By the 1880s, the great American West was not a matter of cowboys, Indians, mountain men, and explorers, but in fact, a land largely urban, largely industrial, and riven with many of the same problems that assaulted the industrialized east. The mining industry, probably more than any other single industry was designed specifically to get into the West, find what resources it had, dig 'em out, leave a wreck behind, and get out and move on someplace else."
Butte, Montana, was always a mining town. It had been born during a gold rush in the 1860s and was given a second lease on life with a silver strike in the 1870s. Then, in 1881, 300 feet below the ground, miners made an even more important discovery -- the largest deposit of copper the world had ever seen.
It was just what the new electrical age required: copper for conductors, machines, wires. By the mid-1880s, Butte's mines were yielding almost 2,000 tons of silver and copper ore every day, well over a million dollars every month. Its citizens boasted they lived on the "richest hill on earth."
"Butte had a kind of collective energy that I suspect no other western town could have matched. The mines never closed, the bars never closed, certainly the red light district did not close. I've always thought of it as an eastern town, as a misplaced eastern town, a kind of downsized Pittsburgh located in the middle of The Rocky Mountains."
Most of the Butte miners were Irish, but there were also Finns and Japanese and Italians, Croatians, Mexicans and Swedes -- 38 different nationalities in all, so many that the "No Smoking" signs in the mines had to be printed in fourteen languages.
All the men were working steadily toward one goal: take as much ore as possible from the mines 4,000 feet below the surface. It was the most dangerous job in America. In the hot, airless tunnels, temperatures stayed above 90 degrees all year round. Mine shafts collapsed or caught fire. And there was the perpetual threat of silicosis, caused by inhaling dust, which tore at the miners' lungs and led thousands to die young from pneumonia and tuberculosis.
"The elevation to ground level in the middle of a Butte winter was the cause of great elation among the school children of Butte, because men being raised from a hundred degree mine would be covered with sweat, and as they reached the surface, as their sweat-drenched work clothes would strike 40-degree-below air, they would disappear in a plume of evaporation. So the school children used to gather on the hillside and watch the men raised, and it was their afterschool pleasure to watch them literally disappear in this cloud, this puff of smoke."
In approaching Butte I marvelled at the desolation of the country. There was no greenery of any kind; it had all been killed by the fumes and smoke of the piles of burning ore.
Just four trees survived within Butte itself, and all the nearby hillsides had long since been stripped of wood to fuel the smelters that roared on, all day and all night. Thick, reeking smoke hung perpetually over the city and the raw-boned mining settlements around it -- Cabbage Patch, Anaconda, and a place called Seldom Seen.
"Butte had an air pollution problem that was such that it would be literally dark at noon. The prevailing winds usually would carry the smoke away. But in dead air conditions Butte was literally obliterated. It disappeared from view."

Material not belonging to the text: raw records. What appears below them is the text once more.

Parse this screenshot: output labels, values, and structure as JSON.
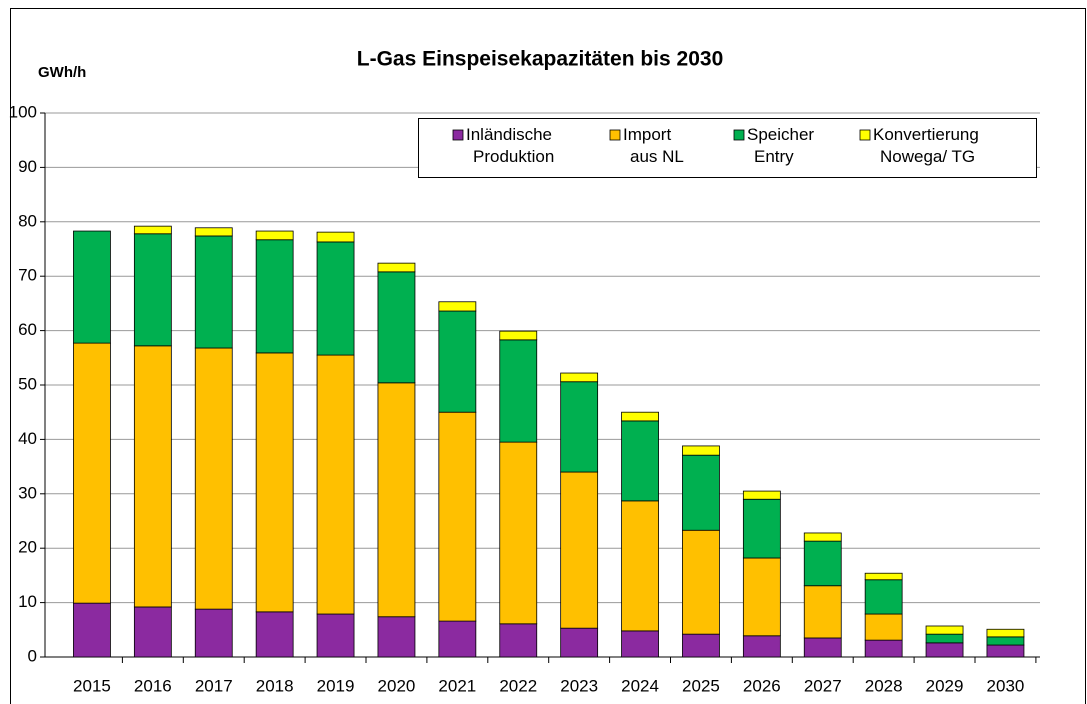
{
  "chart_data": {
    "type": "stacked_bar",
    "title": "L-Gas Einspeisekapazitäten bis 2030",
    "y_label": "GWh/h",
    "categories": [
      "2015",
      "2016",
      "2017",
      "2018",
      "2019",
      "2020",
      "2021",
      "2022",
      "2023",
      "2024",
      "2025",
      "2026",
      "2027",
      "2028",
      "2029",
      "2030"
    ],
    "series": [
      {
        "name": "Inländische Produktion",
        "color": "#8b2aa0",
        "values": [
          9.9,
          9.2,
          8.8,
          8.3,
          7.9,
          7.4,
          6.6,
          6.1,
          5.3,
          4.8,
          4.2,
          3.9,
          3.5,
          3.1,
          2.6,
          2.2
        ]
      },
      {
        "name": "Import aus NL",
        "color": "#ffc000",
        "values": [
          47.8,
          48.0,
          48.0,
          47.6,
          47.6,
          43.0,
          38.4,
          33.4,
          28.7,
          23.9,
          19.1,
          14.3,
          9.6,
          4.8,
          0,
          0
        ]
      },
      {
        "name": "Speicher Entry",
        "color": "#00b050",
        "values": [
          20.6,
          20.6,
          20.6,
          20.8,
          20.8,
          20.4,
          18.6,
          18.8,
          16.6,
          14.7,
          13.8,
          10.8,
          8.2,
          6.3,
          1.6,
          1.5
        ]
      },
      {
        "name": "Konvertierung Nowega/ TG",
        "color": "#ffff00",
        "values": [
          0,
          1.4,
          1.5,
          1.6,
          1.8,
          1.6,
          1.7,
          1.6,
          1.6,
          1.6,
          1.7,
          1.5,
          1.5,
          1.2,
          1.5,
          1.4
        ]
      }
    ],
    "ylim": [
      0,
      100
    ],
    "yticks": [
      0,
      10,
      20,
      30,
      40,
      50,
      60,
      70,
      80,
      90,
      100
    ],
    "grid": true,
    "legend": "top-right"
  }
}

"Much of mining that goes on in the West today is still operating under a law signed by Ulysses S. Grant called the General Mining Law of 1872, which was designed specifically to encourage mining in the West. It encouraged exploitation. It literally gave away enormous chunks of American land at almost no price. Imposed no restrictions on how the mines would be developed, required no reclamation work afterwards, no monitoring of whatever acids and other garbage might get spilled into the local watertables, and gave away, no one even knows how much, precisely, gold and silver, with no royalties paid to the government at all. The West is a fairly fragile environment. Unlike the well-forested East, the scars last longer, the damage is of a longer duration. And yet, we still continue to use the West the same way, as if what we did was impermanent. But in human terms, it is not impermanent at all; it lasts a very long time. Generations."